Many emerging markets are plagued by political instability, inferior infrastructure, volatile currencies, and limited equity opportunities. In addition, some of the largest companies in emerging markets are either state-run or private. There are simply more unknowns when investing in a market that is still developing. And the less you know about a company, the more risk you take on when you invest in it.

As a whole, these stocks can be highly volatile. From 2004 to 2008, emerging markets were up 215%, measured in U.S. dollars. During and right after the global financial crisis, emerging markets fell sharply but then gained it all back just as quickly.

Then they fell again: from 2011 to 2015 they were down 40%. After a 50% surge in 2016 and 2017, debt issues in Argentina and Turkey, a stronger dollar, and trade tension between the U.S. and China all fueled a 2018 pullback of 18%. On and on the story goes.

In fact, in 2019, Argentina’s stock market fell by an astounding 48% in a single day. And that was after record-breaking highs just two weeks prior.
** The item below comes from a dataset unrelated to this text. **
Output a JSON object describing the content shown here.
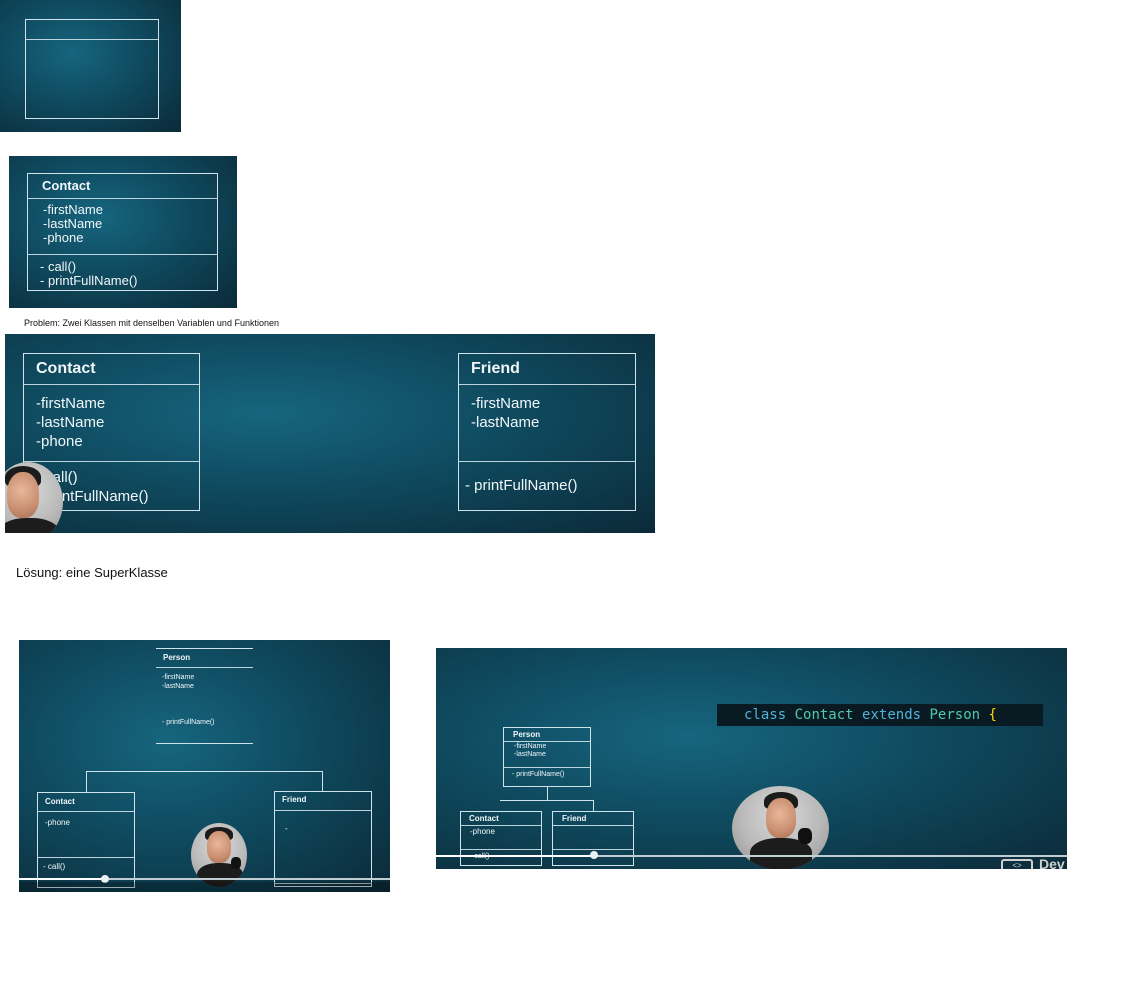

Then there are individual stocks that can lure you with seemingly incredible growth, only to pull the profits out from under you faster than you can say, “What happened?” Luckin Coffee (LK) is one such story.

This Chinese company purportedly ended 2019 with 4,500 coffee outlets in China, a number larger than Starbucks. Luckin came public in May 2019, and the stock was up 157% by the following January, peaking at 51. And then the bottom fell out of the stock on April 2, after the company announced that it had suspended COO Jan Liu and several employees reporting to him for misconduct related to “fabricated transactions.”

This isn’t to push you away from emerging markets altogether. There truly are some fantastic opportunities. But you have to be aware of the risks of investing in emerging markets; you never want to invest without weighing the reality of what you’re getting into.

And though you can never eliminate risk in the stock market, you can limit it. In the case of emerging market stocks, you can stick to American Depository Receipts (ADRs), which trade on U.S. exchanges, and subjects the stocks to strict U.S. requirements.